The belief in a strong intermodal footprint is now more unshakable than ever. Even though there is much work ahead to establish such a ‘low-carb diet’ for Europe, the first steps have already been made, and future seems promising. This was concluded during the online edition of the summit, which took place on Tuesday 27 October. The speakers engaged in a constructive dialogue, where they shared insights on the main challenges that the intermodal sector faced and continues facing. Among the addressed issues: infrastructures, sustainability and the modal shift to rail.
“Our aim to increase intermodal transport is a doable objective that we can all share”, mentioned Magda Kopczynska (Director of DG Move), while summarising the discussion. Indeed, many of the speakers stretched the importance of a shift towards intermodal transportation and how Europe can achieve that in the short term. “Intermodal is not as complex as it sounds”, said Ralf-Charley Schultze (President-UIRR), meaning that with certain moves and a shared vision, intermodality is a target that can be achieved smoothly.
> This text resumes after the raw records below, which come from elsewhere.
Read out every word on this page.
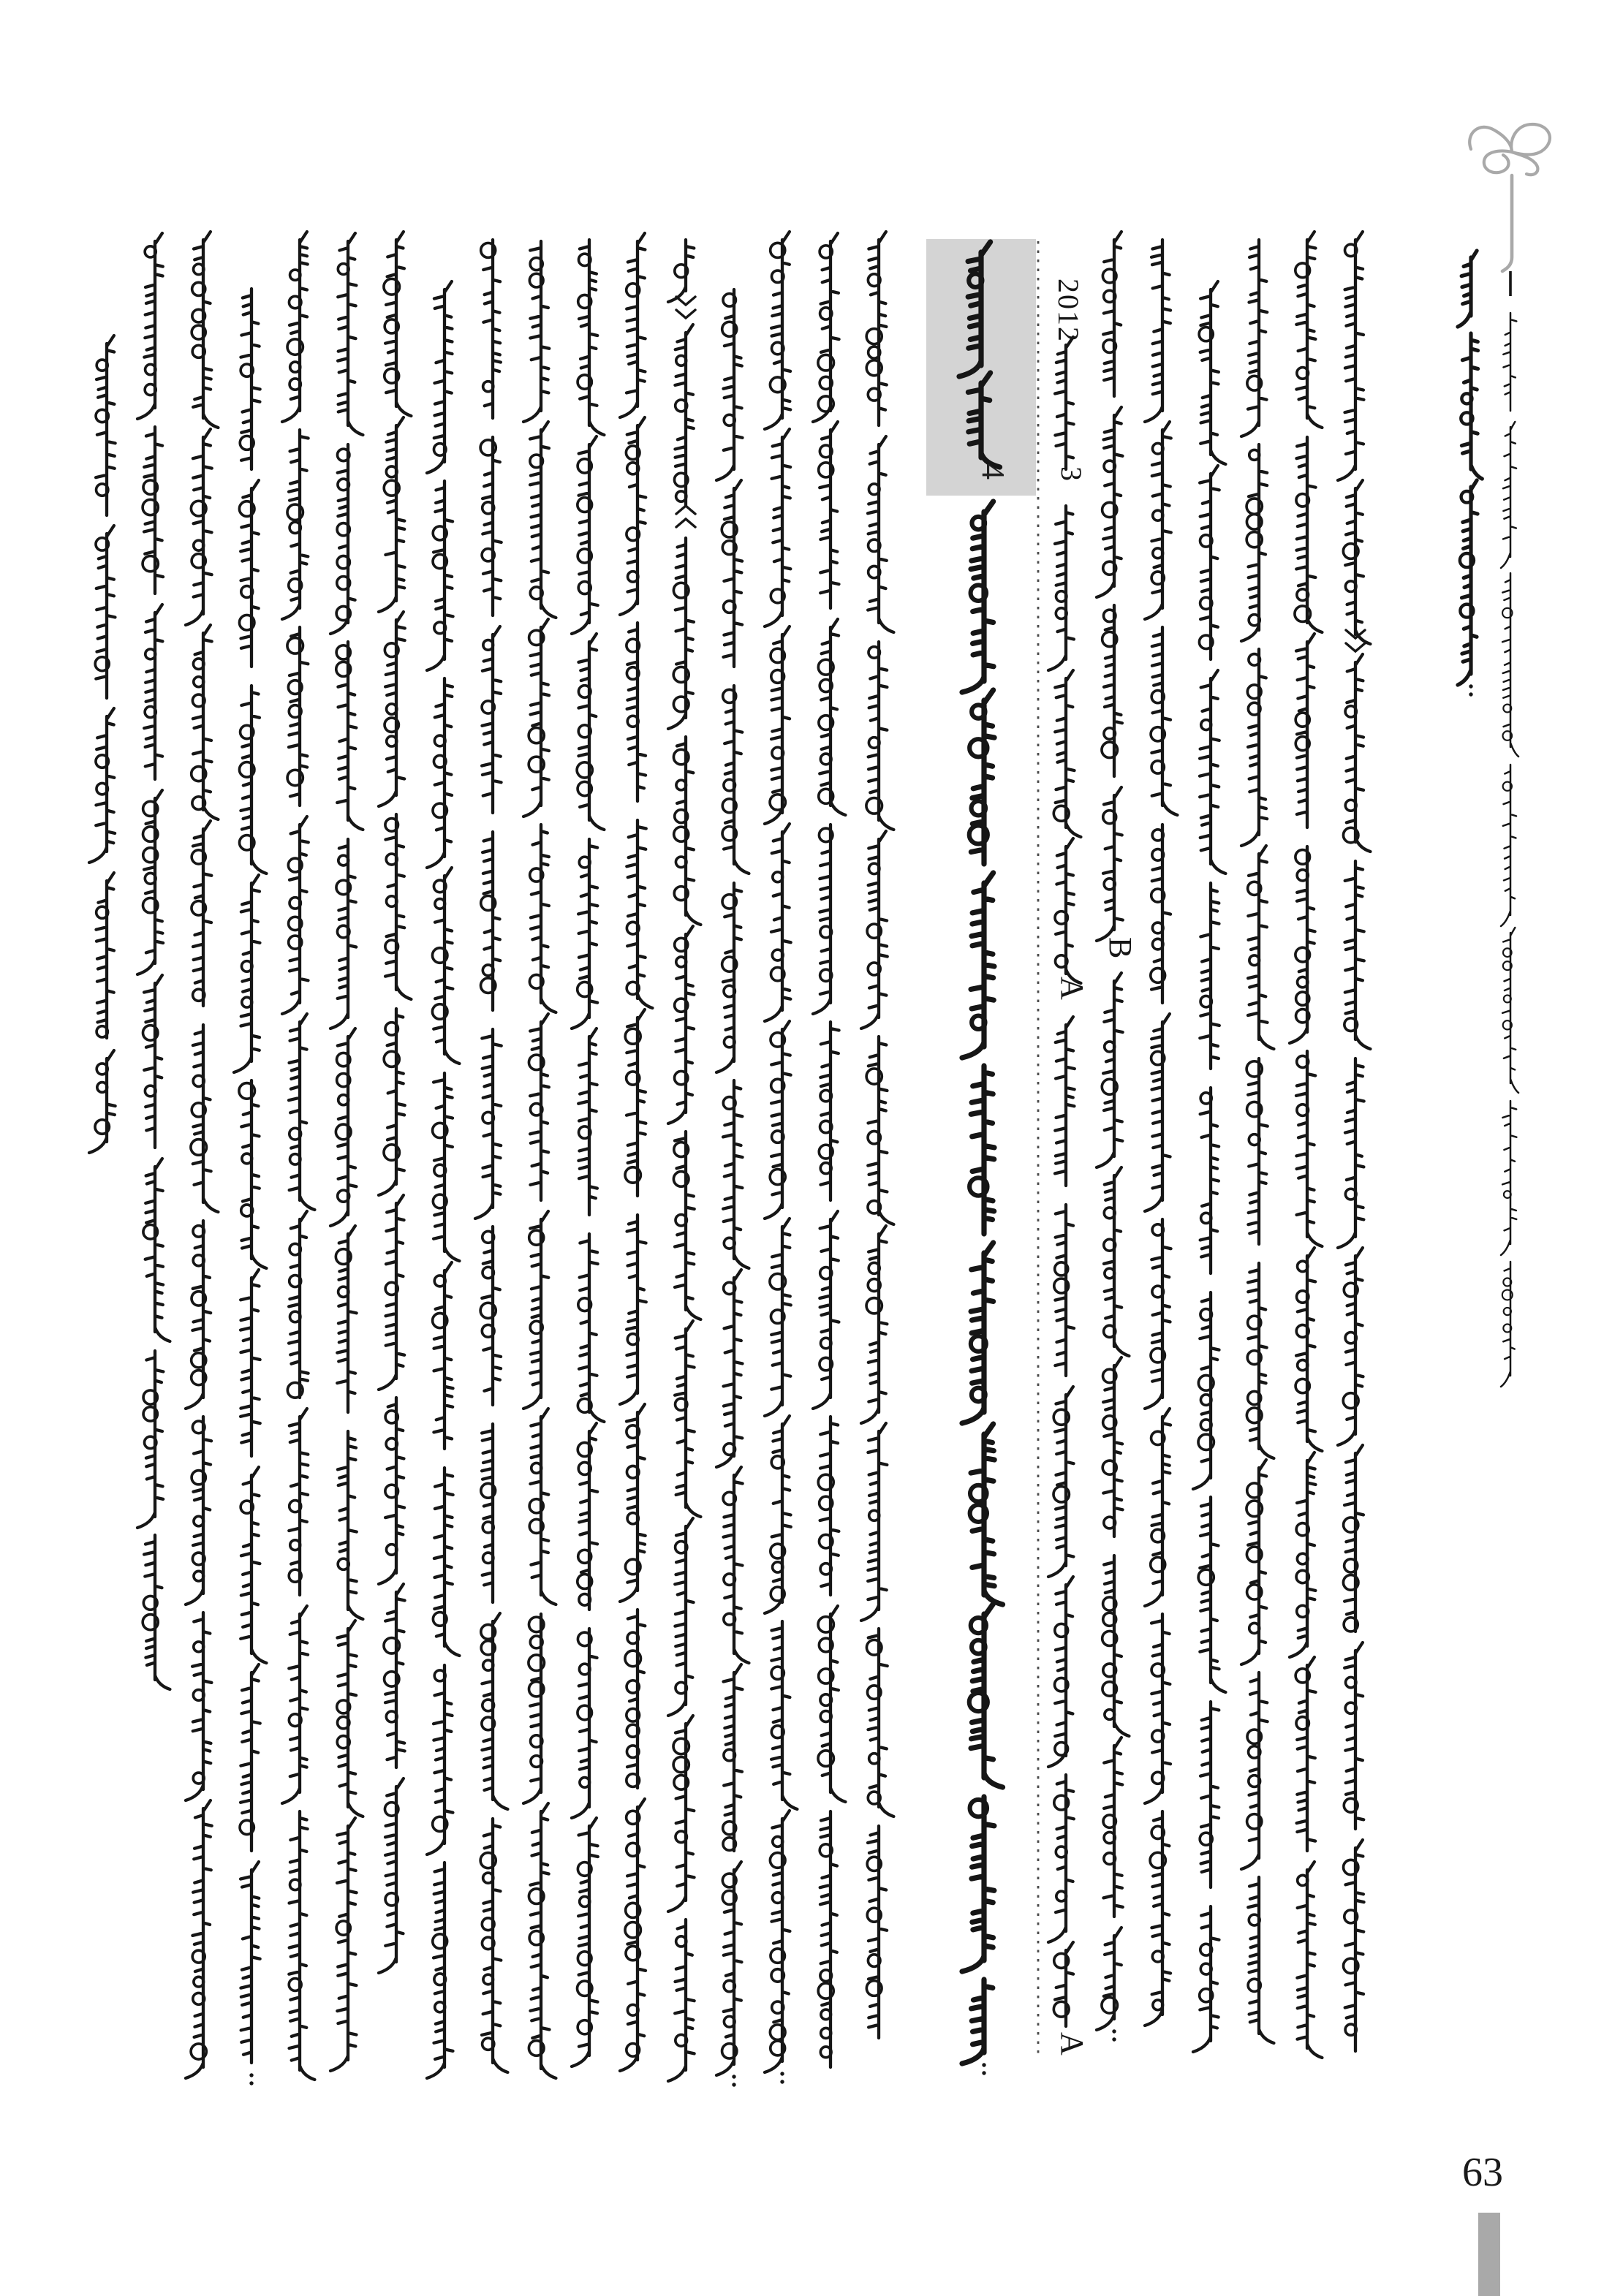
2012
3
A
B
A
4
63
Past and present challenges
The core scope of the summit directed towards the challenges that the intermodal sector has faced throughout the years. Regarding the past, there was a mention of problems such as intercontinental connections and oil dependency.
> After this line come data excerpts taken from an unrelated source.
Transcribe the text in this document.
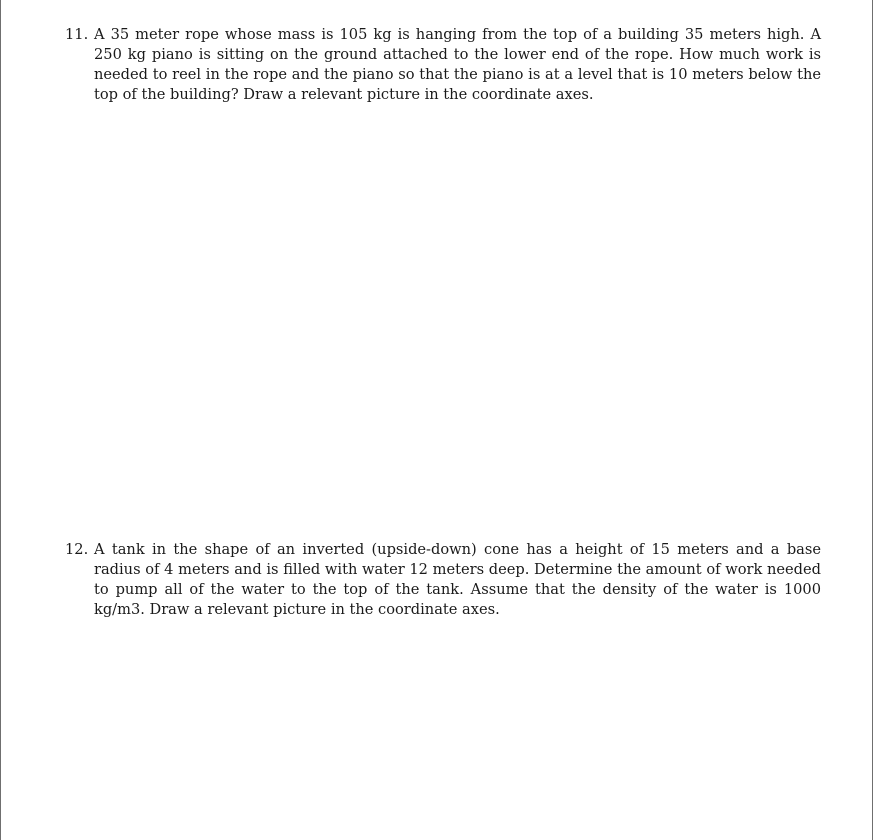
11. A 35 meter rope whose mass is 105 kg is hanging from the top of a building 35 meters high. A 250 kg piano is sitting on the ground attached to the lower end of the rope. How much work is needed to reel in the rope and the piano so that the piano is at a level that is 10 meters below the top of the building? Draw a relevant picture in the coordinate axes.
12. A tank in the shape of an inverted (upside-down) cone has a height of 15 meters and a base radius of 4 meters and is filled with water 12 meters deep. Determine the amount of work needed to pump all of the water to the top of the tank. Assume that the density of the water is 1000 kg/m3. Draw a relevant picture in the coordinate axes.
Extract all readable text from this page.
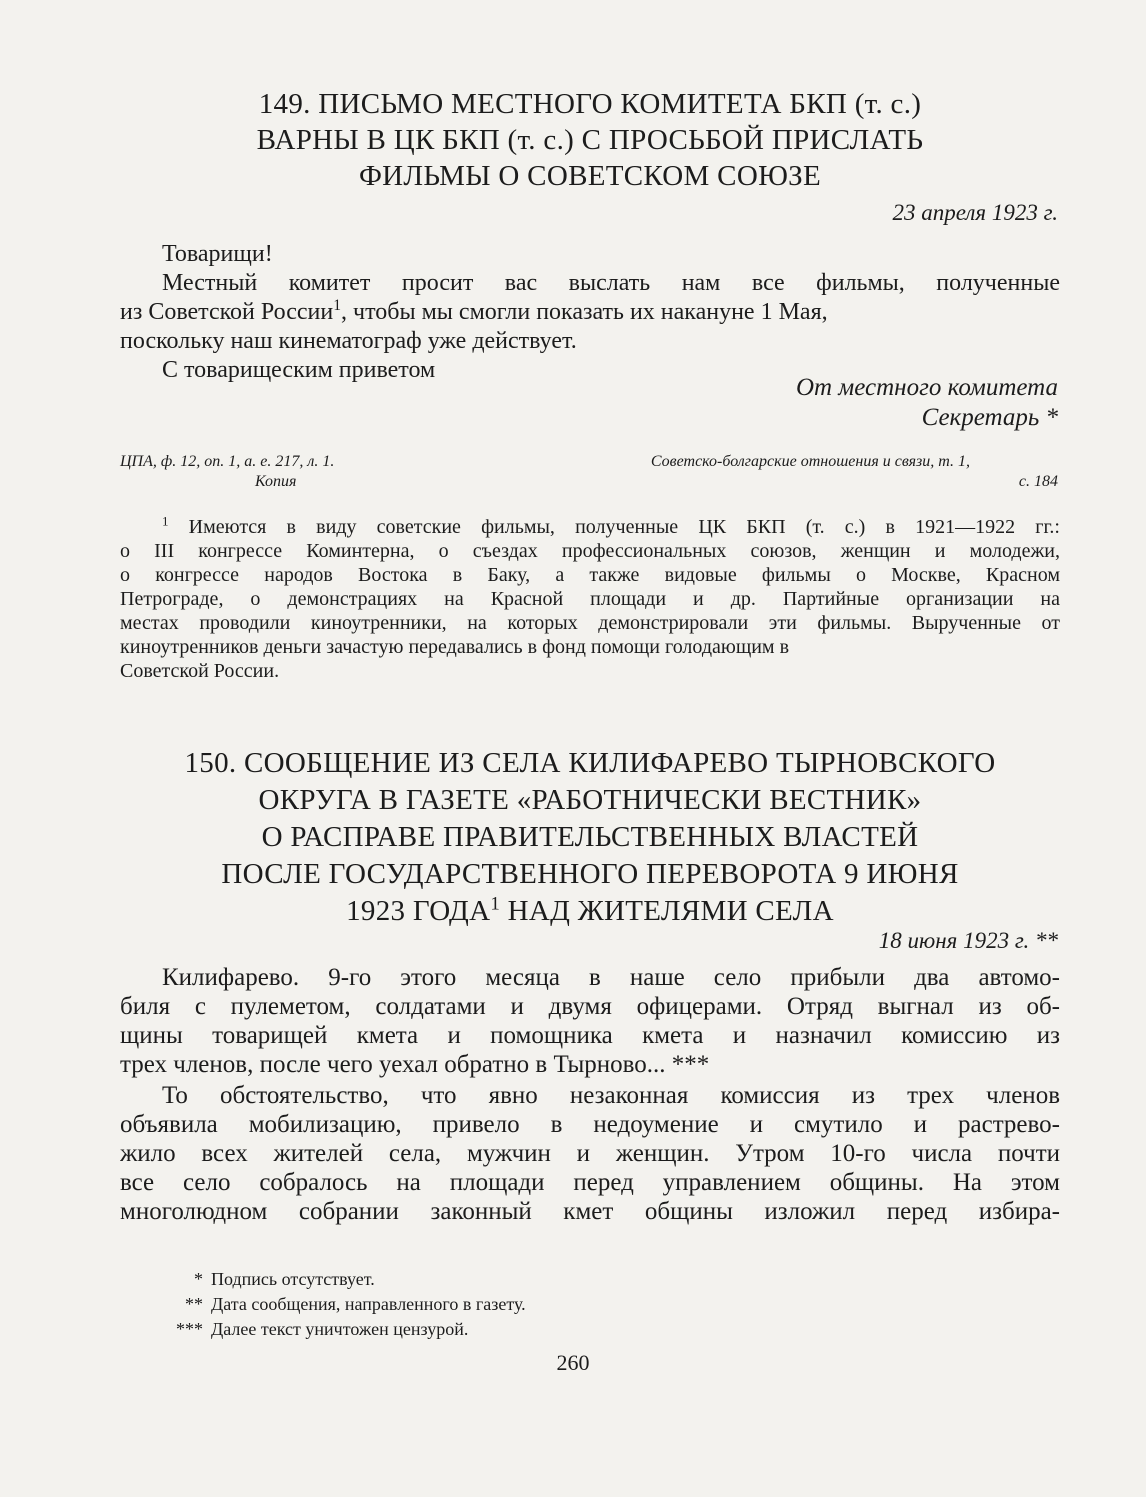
149. ПИСЬМО МЕСТНОГО КОМИТЕТА БКП (т. с.)
ВАРНЫ В ЦК БКП (т. с.) С ПРОСЬБОЙ ПРИСЛАТЬ
ФИЛЬМЫ О СОВЕТСКОМ СОЮЗЕ
23 апреля 1923 г.
Товарищи!
Местный комитет просит вас выслать нам все фильмы, полученные
из Советской России$^1$, чтобы мы смогли показать их накануне 1 Мая,
поскольку наш кинематограф уже действует.
С товарищеским приветом
От местного комитета
Секретарь *
ЦПА, ф. 12, оп. 1, а. е. 217, л. 1.
Копия
Советско-болгарские отношения и связи, т. 1,
с. 184
$^1$ Имеются в виду советские фильмы, полученные ЦК БКП (т. с.) в 1921—1922 гг.:
о III конгрессе Коминтерна, о съездах профессиональных союзов, женщин и молодежи,
о конгрессе народов Востока в Баку, а также видовые фильмы о Москве, Красном
Петрограде, о демонстрациях на Красной площади и др. Партийные организации на
местах проводили киноутренники, на которых демонстрировали эти фильмы. Вырученные от киноутренников деньги зачастую передавались в фонд помощи голодающим в
Советской России.
150. СООБЩЕНИЕ ИЗ СЕЛА КИЛИФАРЕВО ТЫРНОВСКОГО
ОКРУГА В ГАЗЕТЕ «РАБОТНИЧЕСКИ ВЕСТНИК»
О РАСПРАВЕ ПРАВИТЕЛЬСТВЕННЫХ ВЛАСТЕЙ
ПОСЛЕ ГОСУДАРСТВЕННОГО ПЕРЕВОРОТА 9 ИЮНЯ
1923 ГОДА$^1$ НАД ЖИТЕЛЯМИ СЕЛА
18 июня 1923 г. **
Килифарево. 9-го этого месяца в наше село прибыли два автомо-
биля с пулеметом, солдатами и двумя офицерами. Отряд выгнал из об-
щины товарищей кмета и помощника кмета и назначил комиссию из
трех членов, после чего уехал обратно в Тырново... ***
То обстоятельство, что явно незаконная комиссия из трех членов
объявила мобилизацию, привело в недоумение и смутило и растрево-
жило всех жителей села, мужчин и женщин. Утром 10-го числа почти
все село собралось на площади перед управлением общины. На этом
многолюдном собрании законный кмет общины изложил перед избира-
* Подпись отсутствует.
** Дата сообщения, направленного в газету.
*** Далее текст уничтожен цензурой.
260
With regards to the present and with an eye to the future, Schultze commented that “the future is definitely intermodal”. However, specific points need to be addressed and resolved. For instance, the sector needs to implement sustainable, zero-carbon transport solutions. Besides, there is a need to manage the e-commerce boom, taking place lately, and provide solutions that concern urbanisation and increased population density. Furthermore, labour shortage and geographic connectedness are equally important.
“Intermodal is the sustainable solution”
“Intermodality is one of the main pillars of sustainable strategies”, said Adina-Ioana Valean (Commissioner of Transport), in the opening session of the summit. She also pointed out the critical changes that need to be implemented as soon as possible. These include the reduction of distances in road transport, digitisation, more investments in terminal infrastructure, and modernisation of the rules in road pricing. On the same tone, Clemens Först ( CEO of Rail Cargo Group) stated that the intermodal sector needs “highly performing infrastructure and fair economic conditions” to develop even more in the future. Livio Ambrogio (President-Ambrogio Intermodal) supported the same point.
Another need that got highlighted during the discussion was that of a standard European policy that will not be discarded by national-scale policies. Specifically, as Peter Kiss (CEO of Metrans) said, “it is necessary to put down one strategy for everyone”. In this way, the shift to intermodal transportation will require less effort and will provide the needed space for a change from trail to rail services. Finally, speakers shared the idea that the implementation of solutions could be more effective if first tried in small and region-scale initiatives.